Опять о небе и о степи — после грозы.
Небо ржаво, желтухою повело — так у роженицы пятна проступают на теле после вопля.
Не запели еще колодечные журавли, и собаки в сумерках храпят — речь о станицах кудрявых… Там по насесту во дворах шевельнулись петухи, скричались с соседними. Тогда степь дышит паром. Пар мутнее сметаны. По шляхам моет туманом верстовые каменья. Утирает обрывом ветра. А как умоет туман и лозы, тогда усмехнется небо.
Скот в столках чует утро — скот знает.
Подстилка к утру изнавожена, пора хлева отпирать на пастьбу. Любит скот — этот утренний час, а люди зовут его коровий рев.
У баб, как и у скота, тоже свои часы и свои сроки.
О бабе сказано, что она — зверь верный.
Река не прозевает половодья, травы росту, хлеб созрева, скот пастьбы. А баба живет так же, как вода, травы и нивы, как скот, что она же и доит.

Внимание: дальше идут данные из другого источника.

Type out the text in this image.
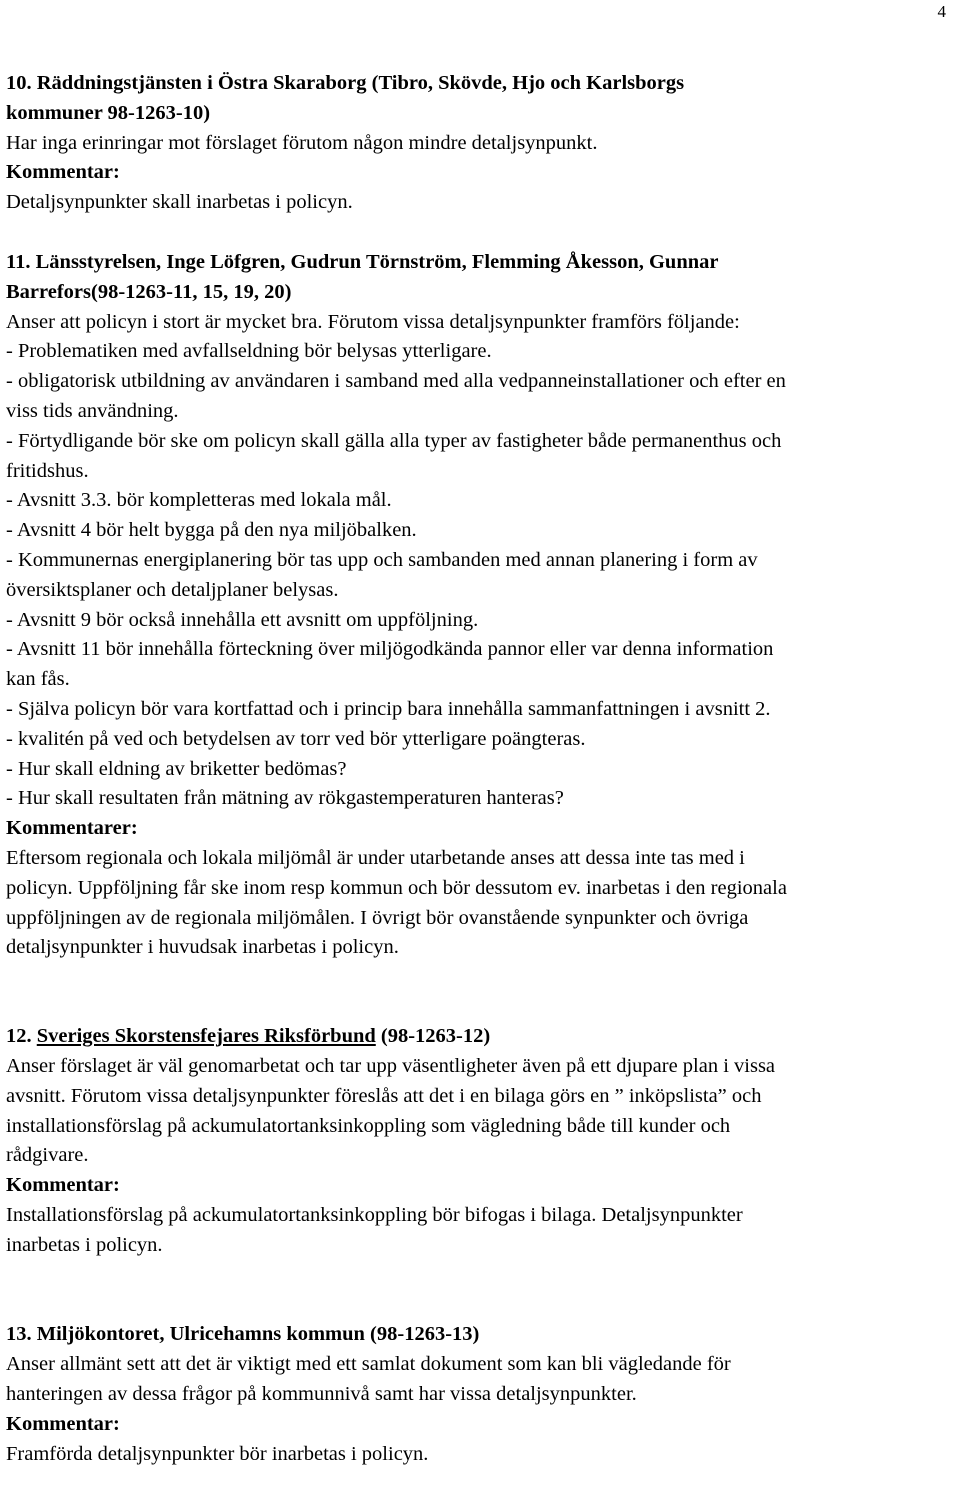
4
10. Räddningstjänsten i Östra Skaraborg (Tibro, Skövde, Hjo och Karlsborgs
kommuner 98-1263-10)
Har inga erinringar mot förslaget förutom någon mindre detaljsynpunkt.
Kommentar:
Detaljsynpunkter skall inarbetas i policyn.
11. Länsstyrelsen, Inge Löfgren, Gudrun Törnström, Flemming Åkesson, Gunnar
Barrefors(98-1263-11, 15, 19, 20)
Anser att policyn i stort är mycket bra. Förutom vissa detaljsynpunkter framförs följande:
- Problematiken med avfallseldning bör belysas ytterligare.
- obligatorisk utbildning av användaren i samband med alla vedpanneinstallationer och efter en
viss tids användning.
- Förtydligande bör ske om policyn skall gälla alla typer av fastigheter både permanenthus och
fritidshus.
- Avsnitt 3.3. bör kompletteras med lokala mål.
- Avsnitt 4 bör helt bygga på den nya miljöbalken.
- Kommunernas energiplanering bör tas upp och sambanden med annan planering i form av
översiktsplaner och detaljplaner belysas.
- Avsnitt 9 bör också innehålla ett avsnitt om uppföljning.
- Avsnitt 11 bör innehålla förteckning över miljögodkända pannor eller var denna information
kan fås.
- Själva policyn bör vara kortfattad och i princip bara innehålla sammanfattningen i avsnitt 2.
- kvalitén på ved och betydelsen av torr ved bör ytterligare poängteras.
- Hur skall eldning av briketter bedömas?
- Hur skall resultaten från mätning av rökgastemperaturen hanteras?
Kommentarer:
Eftersom regionala och lokala miljömål är under utarbetande anses att dessa inte tas med i
policyn. Uppföljning får ske inom resp kommun och bör dessutom ev. inarbetas i den regionala
uppföljningen av de regionala miljömålen. I övrigt bör ovanstående synpunkter och övriga
detaljsynpunkter i huvudsak inarbetas i policyn.
12. Sveriges Skorstensfejares Riksförbund (98-1263-12)
Anser förslaget är väl genomarbetat och tar upp väsentligheter även på ett djupare plan i vissa
avsnitt. Förutom vissa detaljsynpunkter föreslås att det i en bilaga görs en ” inköpslista” och
installationsförslag på ackumulatortanksinkoppling som vägledning både till kunder och
rådgivare.
Kommentar:
Installationsförslag på ackumulatortanksinkoppling bör bifogas i bilaga. Detaljsynpunkter
inarbetas i policyn.
13. Miljökontoret, Ulricehamns kommun (98-1263-13)
Anser allmänt sett att det är viktigt med ett samlat dokument som kan bli vägledande för
hanteringen av dessa frågor på kommunnivå samt har vissa detaljsynpunkter.
Kommentar:
Framförda detaljsynpunkter bör inarbetas i policyn.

Вот почему каждое утро сладко слушают бабы, когда проснется скотина. Но главное о коровьем реве не тут. На коровьем реву для бабы радость.
Вот главное.
Легко ступать по сырому двору: от щепы, от утренней земли холодит прелью. И кура уж тычется в мусоре… А когда отворишь хлев — дойдет оттуда тепло, а в тепле этом сила, обдаст бабу теплом, баба захочет ласки. И кругом обрастет баба ласкою.
Корову выпустит. Пристанет корова к стаду. И от стада будит в бабе бабье — коровий рев стада.
А в дому — в жилой половине, в грязной, где едят, пьют и рожают, привалится баба к мужику своему Кузьме Феногенову, чудливому и сухому, что — жук.